SHANGHAI, Jul 9 (SMM) – This is a roundup of global macroeconomic news last night and what is expected today.

Last night

The US dollar held on to gains from last Friday, hovering at a three-week high, as investors continued to reappraise the Federal Reserve interest rate outlook in the wake of last week's nonfarm payrolls report.

Base metals traded mixed as LME zinc lost 1.16%, copper fell 0.31%, aluminium closed flat, while nickel gained 1.97%, tin rose 1.01%, and lead grew 0.8%. SHFE zinc declined 0.46%, copper eased 0.13%, lead fell 0.53%, while tin expanded 0.41%, aluminium gained 0.11%, and nickel climbed 1.51%. 

China's foreign exchange reserves rose US$18.23 billion, or 0.6% on the month in June to US$3.119 trillion, said the State Administration of Foreign Exchange (SAFE) on Monday.

Wang Chunying, a spokesperson for the SAFE, attributed June's rise to various factors, including exchange rate fluctuations and changes in asset prices.

Despite mounting external uncertainties and volatility, the Chinese economy has maintained overall stability and run within a reasonable range so far this year, Wang said, stressing that China's foreign exchange market has maintained a balance between supply and demand.

German industrial production edged higher on the month in May, according to the latest figures released by Destatis.

Industrial output rose 0.3% in May, compared with an expected increase of 0.4% and a revised 2% drop in the previous month. 

On the year, however, industrial production fell 3.7% in May, an improvement from the 2.3% decline in April.

Production in industry excluding energy and construction inched up 0.9% in May. Within industry, the production of intermediate goods fell 0.5%, while the production of capital goods rose 2% and the production of consumer goods climbed 1.1%.

The increase in monthly production does not signal the end of the problems for Germany's manufacturers, according to Andrew Kenningham, chief Europe economist at Capital Economics.

"On the contrary, it now looks almost certain that industrial production declined in the second quarter overall, contributing to a sharp slowdown in German GDP growth, if not an outright contraction,” he said.

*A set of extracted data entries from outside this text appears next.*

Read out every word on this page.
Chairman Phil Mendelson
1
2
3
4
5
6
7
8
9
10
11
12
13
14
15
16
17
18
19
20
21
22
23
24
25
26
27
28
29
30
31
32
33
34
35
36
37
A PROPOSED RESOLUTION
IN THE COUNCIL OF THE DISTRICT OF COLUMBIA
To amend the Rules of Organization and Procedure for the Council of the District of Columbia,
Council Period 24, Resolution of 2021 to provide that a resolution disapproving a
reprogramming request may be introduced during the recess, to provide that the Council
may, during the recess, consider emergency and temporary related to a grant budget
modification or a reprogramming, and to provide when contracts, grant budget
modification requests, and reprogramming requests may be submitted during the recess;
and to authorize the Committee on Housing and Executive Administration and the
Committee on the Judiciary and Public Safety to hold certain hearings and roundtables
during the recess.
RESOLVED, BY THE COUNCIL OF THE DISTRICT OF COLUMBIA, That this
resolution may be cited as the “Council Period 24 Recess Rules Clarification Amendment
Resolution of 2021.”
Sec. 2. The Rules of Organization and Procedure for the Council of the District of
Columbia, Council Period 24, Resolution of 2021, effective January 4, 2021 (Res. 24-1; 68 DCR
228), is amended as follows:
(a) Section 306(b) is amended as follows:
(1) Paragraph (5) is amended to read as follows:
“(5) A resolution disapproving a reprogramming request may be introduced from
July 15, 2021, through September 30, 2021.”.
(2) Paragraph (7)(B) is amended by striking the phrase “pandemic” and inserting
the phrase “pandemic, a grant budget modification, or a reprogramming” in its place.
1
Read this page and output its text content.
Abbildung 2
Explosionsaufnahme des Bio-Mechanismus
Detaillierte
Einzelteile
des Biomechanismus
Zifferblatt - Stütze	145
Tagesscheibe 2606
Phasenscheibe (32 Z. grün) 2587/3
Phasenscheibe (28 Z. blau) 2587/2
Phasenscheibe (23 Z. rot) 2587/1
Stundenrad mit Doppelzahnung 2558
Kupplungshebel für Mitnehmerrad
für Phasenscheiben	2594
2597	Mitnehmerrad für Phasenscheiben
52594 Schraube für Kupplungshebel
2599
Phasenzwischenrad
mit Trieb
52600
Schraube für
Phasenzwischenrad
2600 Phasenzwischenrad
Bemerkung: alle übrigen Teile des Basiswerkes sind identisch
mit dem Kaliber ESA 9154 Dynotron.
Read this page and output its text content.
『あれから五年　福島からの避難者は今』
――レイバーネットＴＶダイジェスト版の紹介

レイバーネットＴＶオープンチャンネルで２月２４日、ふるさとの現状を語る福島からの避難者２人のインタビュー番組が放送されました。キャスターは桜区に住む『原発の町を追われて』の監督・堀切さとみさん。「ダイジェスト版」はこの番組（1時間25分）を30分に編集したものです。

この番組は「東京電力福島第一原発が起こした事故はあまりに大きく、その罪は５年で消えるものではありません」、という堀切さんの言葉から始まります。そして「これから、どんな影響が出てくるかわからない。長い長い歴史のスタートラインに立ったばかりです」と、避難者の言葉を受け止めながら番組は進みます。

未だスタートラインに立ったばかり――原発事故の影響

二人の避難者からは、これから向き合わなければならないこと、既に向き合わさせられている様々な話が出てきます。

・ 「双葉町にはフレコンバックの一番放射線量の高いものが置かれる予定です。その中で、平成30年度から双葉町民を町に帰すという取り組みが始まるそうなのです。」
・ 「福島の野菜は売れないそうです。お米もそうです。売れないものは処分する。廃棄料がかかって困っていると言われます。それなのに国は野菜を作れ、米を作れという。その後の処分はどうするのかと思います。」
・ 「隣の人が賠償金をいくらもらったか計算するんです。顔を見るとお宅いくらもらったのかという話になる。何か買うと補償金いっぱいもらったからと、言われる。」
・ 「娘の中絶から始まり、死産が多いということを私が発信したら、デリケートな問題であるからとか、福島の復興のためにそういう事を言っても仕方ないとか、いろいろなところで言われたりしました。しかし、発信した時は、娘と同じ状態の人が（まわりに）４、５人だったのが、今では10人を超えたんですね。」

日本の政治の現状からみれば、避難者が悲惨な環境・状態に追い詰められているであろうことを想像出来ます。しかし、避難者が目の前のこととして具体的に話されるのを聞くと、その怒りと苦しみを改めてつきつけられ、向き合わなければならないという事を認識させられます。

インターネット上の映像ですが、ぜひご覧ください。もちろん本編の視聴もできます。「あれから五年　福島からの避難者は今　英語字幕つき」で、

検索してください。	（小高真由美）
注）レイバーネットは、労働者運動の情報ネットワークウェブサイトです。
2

Other figures from Destatis showed that German exports were up 1.1% on the month in May, while imports fell by 0.5% on the month. The trade balance widened to €20.6 billion in May from €17.9 billion in April.

Eurozone investor confidence fell to -5.8 in July from -3.3 in June, the lowest since November 2014, lowering expectations of a rebound from the de-escalation of trade tensions, survey data from Sentix showed on Monday.

Day ahead

China will release its social financing and M2 money supply for June, and the US will publish data on its job vacancies in May by the Labor Department’s Job Openings and Labor Turnover Survey (JOLTs).